"I JUST want to tell him I love him and miss him.”
A distraught Bundaberg mother says she and authorities are powerless to make her 14-year-old runaway son come home if he doesn't want to.
Amanda Dawson said her son ran away from home for the second time on April 7 after a fight about not taking out the rubbish.
Since then she has not seen him.
Mrs Dawson and her husband reported their son missing to police. They found him safe and well at another Bundaberg residence.
She now claims police can't make him come home.
Mrs Lawson says she has visited the address given to her by police on number of occasions but no one has answered her knocks.
She has rung and sent text messages to the people her son is reported to be staying with, and had no reply.
"I am not sure if they are getting my messages but I just want to tell him I love him and miss him,” Mrs Dawson said.

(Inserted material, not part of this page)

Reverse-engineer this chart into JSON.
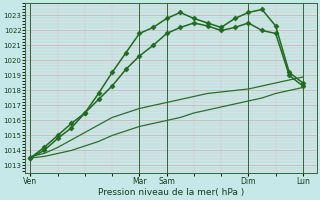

Mrs Dawson is now looking at legal and political channels to help get her son back.
She says parents of runaway children don't have any rights despite still being responsible for their care.
"It's just frustrating as a parent who has loved and nurtured a child and taught them right from wrong that there is nothing I can do to get them back,” Mrs Dawson said.
"Police have said there is no point - we can't bring him home kicking and screaming. They are saying he will just run away again.
"As parents we need our rights back. We need to be able to make him come home.”
She is now on a mission to tell politicians the legal system needs to be changed.
"There are so many caring parents of runaway children out there that can't get them back,” Mrs Dawson said.
"I could understand if I was the worst mother in the world, f I was a drug addict, prostitute or I beat them all the time, but I'm not.
"I'm a loving mum who just wants her son back.”
Charltons Lawyers partner Edwina Rowan said in Queensland there was an expectation children live with their legal guardian or parent until they turn 18 but this isn't specifically enshrined in law.
"If a child leaves home, it is open to the Department of Communities, Child Safety and Disability services and the police to investigate the child's reasons for leaving home but in deciding whether to intervene, or return the child, they will consider if the child is safe and has access to satisfactory financial support,” Ms Rowan said.
"Parents who have unilaterally had their children removed from their care can apply to the court under the Family Law Act 1975 for a recovery order.
"Recovery order is an order made by the court that can require the return of a child to the child's parent.
"A recovery order can also direct a person, usually the Australian Federal Police to stop and search any vehicle, vessel or aircraft, and to enter and search any premises or place, for the purpose of finding and recovering a child and the court can authorise the use of reasonable force to achieve an outcome where the child is returned.
"The court also has the power to make an order prohibiting a person from again removing or taking possession of the child.”